To permit users a highly targeted search, UniHI offers several tools to specify the displayed interactions: (i) Display only interactions from selected maps. This option can be used to exclude certain mapping approaches. (ii) Display only proteins that are common interaction partners to multiple proteins in the query. Such procedure can narrow down the context of a chosen set of proteins and can help to identify putative modifiers of physiological processes (12). (iii) Display only interactions that occur in multiple maps. This approach may be used to gain confidence in interactions retrieved (21). (iv) Display only direct interactions between query proteins. This option can be used for the identification of protein complexes.

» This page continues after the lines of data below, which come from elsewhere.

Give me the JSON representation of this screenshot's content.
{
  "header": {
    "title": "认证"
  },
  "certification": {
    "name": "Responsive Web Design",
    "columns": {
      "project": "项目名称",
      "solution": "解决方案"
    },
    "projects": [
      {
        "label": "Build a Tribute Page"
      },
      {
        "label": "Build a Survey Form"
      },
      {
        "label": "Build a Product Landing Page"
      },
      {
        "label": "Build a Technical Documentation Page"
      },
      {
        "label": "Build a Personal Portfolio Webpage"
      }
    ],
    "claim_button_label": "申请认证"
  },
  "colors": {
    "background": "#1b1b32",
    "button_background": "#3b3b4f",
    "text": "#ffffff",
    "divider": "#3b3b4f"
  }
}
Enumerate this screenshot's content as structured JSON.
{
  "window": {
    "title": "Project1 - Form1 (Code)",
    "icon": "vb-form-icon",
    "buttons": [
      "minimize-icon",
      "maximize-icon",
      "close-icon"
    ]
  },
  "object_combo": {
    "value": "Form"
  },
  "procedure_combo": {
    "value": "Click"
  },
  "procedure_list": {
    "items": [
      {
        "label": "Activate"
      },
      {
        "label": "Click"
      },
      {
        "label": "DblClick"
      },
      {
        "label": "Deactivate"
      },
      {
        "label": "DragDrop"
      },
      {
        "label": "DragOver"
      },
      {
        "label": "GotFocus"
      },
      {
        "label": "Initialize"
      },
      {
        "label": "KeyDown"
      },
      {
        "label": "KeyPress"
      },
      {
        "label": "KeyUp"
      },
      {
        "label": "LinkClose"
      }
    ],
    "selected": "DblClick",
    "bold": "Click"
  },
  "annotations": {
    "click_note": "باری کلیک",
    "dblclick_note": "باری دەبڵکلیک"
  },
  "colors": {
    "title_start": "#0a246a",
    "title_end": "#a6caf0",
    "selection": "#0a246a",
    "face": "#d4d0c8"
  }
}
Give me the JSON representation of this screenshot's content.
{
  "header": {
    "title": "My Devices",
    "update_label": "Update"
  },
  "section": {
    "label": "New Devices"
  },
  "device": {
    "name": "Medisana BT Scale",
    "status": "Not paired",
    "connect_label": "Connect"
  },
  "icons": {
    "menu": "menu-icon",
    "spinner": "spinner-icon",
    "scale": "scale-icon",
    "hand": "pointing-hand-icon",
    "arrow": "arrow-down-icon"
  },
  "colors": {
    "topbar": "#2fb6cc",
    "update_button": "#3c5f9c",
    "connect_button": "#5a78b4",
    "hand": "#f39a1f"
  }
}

SCOPE OF UniHI AND FUTURE DIRECTIONS

The aim of UniHI is to provide a unified set of protein interactions included in the major human PPI maps that are publicly available. As these are constantly extended, this demands ongoing integration of additional interaction data. UniHI has been designed with an open structure permitting future integration of further human interactome datasets. Links to already included maps will be updated every three months. Currently, Perl scripts with integrated SQL commands are used to preprocess and import interaction data after manual download from the corresponding web-pages. For future versions of UniHI, we aim to automate this process. Detailed information about the updating procedure can be found in the Supplementary Data.

To examine the constitution of UniHI, extensive statistical analysis was performed regarding network structure and functional annotation of integrated datasets. We also scrutinized the reliability of interaction maps using independent expression data and annotation (see Supplementary Data). Since the scope of UniHI can be expected to be continuously expanding, these analyses will be regularly repeated and presented on the UniHI webpage. This allows users a critical assessment of the single maps included in UniHI as well as of UniHI itself. To assess the quality of the interaction data, information on co-expression and co-annotation is presented for each interaction pair. We also list how protein interactions were validated in each dataset. Additionally, UniHI provides available links to the original PubMed articles that were used for curation in literature-based interactions maps.

CONCLUSIONS

Increasing numbers of human PPI datasets provide enormous amounts of valuable, but frequently unconnected information whose application in biology and medicine is still limited (2224). Lack of integration and overlap need to be addressed more strongly with experimental and bioinformatical strategies.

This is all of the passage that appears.